In der Tiefgarage an der Querstrasse 17 in Fahrweid ist ein Brand ausgebrochen. Auf der Flucht vor dem Feuer schiesst ein Wagen aus der Tiefgarage heraus und rammt draussen in die Laderampe eines Getränkelasters. Der Lieferant, der gerade dabei war, die Kisten abzuladen, wird durch den Zusammenprall von der Rampe zu Boden geschleudert, wo er mit einer Kopfverletzung bewegungslos liegen bleibt. Kurz darauf trifft die Feuerwehr Weiningen ein.
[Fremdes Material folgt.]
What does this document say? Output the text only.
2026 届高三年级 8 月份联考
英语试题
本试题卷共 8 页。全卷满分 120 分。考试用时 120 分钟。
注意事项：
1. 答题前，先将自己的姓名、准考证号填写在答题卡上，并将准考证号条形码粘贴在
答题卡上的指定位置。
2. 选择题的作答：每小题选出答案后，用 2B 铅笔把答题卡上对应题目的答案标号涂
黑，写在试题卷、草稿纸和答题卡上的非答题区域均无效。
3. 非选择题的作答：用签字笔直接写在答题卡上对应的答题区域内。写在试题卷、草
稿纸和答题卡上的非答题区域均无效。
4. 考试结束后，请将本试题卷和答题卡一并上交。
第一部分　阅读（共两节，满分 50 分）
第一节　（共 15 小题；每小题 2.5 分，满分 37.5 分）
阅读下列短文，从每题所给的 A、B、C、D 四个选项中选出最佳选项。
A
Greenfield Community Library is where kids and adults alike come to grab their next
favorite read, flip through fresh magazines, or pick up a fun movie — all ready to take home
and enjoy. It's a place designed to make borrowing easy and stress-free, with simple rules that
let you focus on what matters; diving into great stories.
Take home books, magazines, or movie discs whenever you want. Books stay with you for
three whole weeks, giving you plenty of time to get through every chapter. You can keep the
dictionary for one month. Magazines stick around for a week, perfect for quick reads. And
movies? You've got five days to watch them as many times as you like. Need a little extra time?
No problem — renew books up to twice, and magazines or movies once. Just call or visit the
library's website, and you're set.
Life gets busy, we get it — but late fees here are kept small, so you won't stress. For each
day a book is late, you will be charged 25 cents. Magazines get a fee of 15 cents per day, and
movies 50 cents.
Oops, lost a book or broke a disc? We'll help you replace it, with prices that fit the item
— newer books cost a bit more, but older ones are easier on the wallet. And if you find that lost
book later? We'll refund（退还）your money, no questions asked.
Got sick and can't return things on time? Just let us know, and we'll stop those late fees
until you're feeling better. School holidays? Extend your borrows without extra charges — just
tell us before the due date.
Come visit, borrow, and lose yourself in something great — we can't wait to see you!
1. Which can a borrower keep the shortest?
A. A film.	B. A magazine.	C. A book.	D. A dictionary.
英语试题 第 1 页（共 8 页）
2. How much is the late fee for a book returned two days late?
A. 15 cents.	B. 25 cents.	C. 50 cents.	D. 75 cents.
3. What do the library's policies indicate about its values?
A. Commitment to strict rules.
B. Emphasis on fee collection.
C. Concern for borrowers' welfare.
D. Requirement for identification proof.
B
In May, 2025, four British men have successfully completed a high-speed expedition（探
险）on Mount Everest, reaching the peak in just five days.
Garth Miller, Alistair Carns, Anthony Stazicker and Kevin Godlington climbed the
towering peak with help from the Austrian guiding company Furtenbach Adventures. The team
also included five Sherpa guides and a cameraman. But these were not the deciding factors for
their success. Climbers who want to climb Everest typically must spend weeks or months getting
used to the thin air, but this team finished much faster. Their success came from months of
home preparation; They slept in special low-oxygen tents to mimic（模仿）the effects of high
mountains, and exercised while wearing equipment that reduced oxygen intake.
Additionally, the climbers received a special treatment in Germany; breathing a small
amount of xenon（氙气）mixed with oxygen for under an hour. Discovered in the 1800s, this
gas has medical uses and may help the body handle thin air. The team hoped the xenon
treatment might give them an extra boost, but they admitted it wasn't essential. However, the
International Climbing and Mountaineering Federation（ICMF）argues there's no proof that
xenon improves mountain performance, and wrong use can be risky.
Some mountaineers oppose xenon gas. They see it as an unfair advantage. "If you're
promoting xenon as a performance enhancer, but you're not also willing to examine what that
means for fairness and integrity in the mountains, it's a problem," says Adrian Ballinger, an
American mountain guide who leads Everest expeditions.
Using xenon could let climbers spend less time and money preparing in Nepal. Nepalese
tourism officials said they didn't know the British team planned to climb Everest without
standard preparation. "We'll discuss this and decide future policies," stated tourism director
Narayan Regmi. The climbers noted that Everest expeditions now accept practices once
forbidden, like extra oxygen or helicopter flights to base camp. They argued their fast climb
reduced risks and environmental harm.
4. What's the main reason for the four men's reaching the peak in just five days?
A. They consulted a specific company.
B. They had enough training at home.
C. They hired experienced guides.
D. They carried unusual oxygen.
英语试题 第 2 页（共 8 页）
Zum Glück handelt es sich hierbei nicht um einen realen Unfallhergang, sondern um ein Übungsszenario. Am Samstag war es nämlich wieder Zeit für die jährliche Hauptübung der Feuerwehr Weiningen, die sogenannte Angriffsübung. Sie dauerte rund eine Stunde. Um den giftigen Rauch aus der Tiefgarage abzusaugen, kam ein spezieller Lüftungswagen zum Einsatz. Auch die Bergung der beiden Autoinsassen war anspruchsvoll. Um die Unfallopfer aus ihrer misslichen Lage befreien zu können, musste erst das Autodach von der Karosserie abgetrennt werden. Die Übung verlangte von allen Einsatzkräften eine hervorragende Übersicht, technisches Know-how, Ausdauer sowie eine reibungslose Zusammenarbeit

Instruktoren sind zufrieden

«Es ist ein wenig eine Mischung aus praktischer Übung für die Mannschaft und Show fürs Publikum» sagte Feuerwehrkommandant Hanspeter Saxer, der selbst seit rund 25 Jahren im Einsatz steht. Tatsächlich waren an diesem warmen Samstagnachmittag viele Zuschauer vor Ort und verfolgten die Übung interessiert. Mit einer gewissen Anspannung beobachtete Saxer die Befreiung der Unfallopfer aus dem Auto. Die Bergung ging nur langsam voran, in kleinen Schritten. Die Einsatzkräfte durften nichts überstürzen. Das verlangte Geduld, sowohl von Saxer, der an diesem Nachmittag zuschauen musste, als auch von seinen Kollegen.

Vonseiten der beiden Instruktoren der kantonalen Gebäudeversicherung gab es im Anschluss an die Übung viel Lob. Insbesondere die gute Zusammenarbeit und der vorbildliche Umgang unter den Feuerwehrleuten wurden hervorgehoben. Etwas, das Kommandant Saxer besonders am Herzen liegt.

Zum Schluss der Übung wartete für alle ein kleiner Apéro. Die Feuerwehrmänner hatten es nötig: Einige rote Köpfe und viele durchschwitzte Shirts zeugten davon, wie anstrengend die Übung für die Feuerwehrleute war.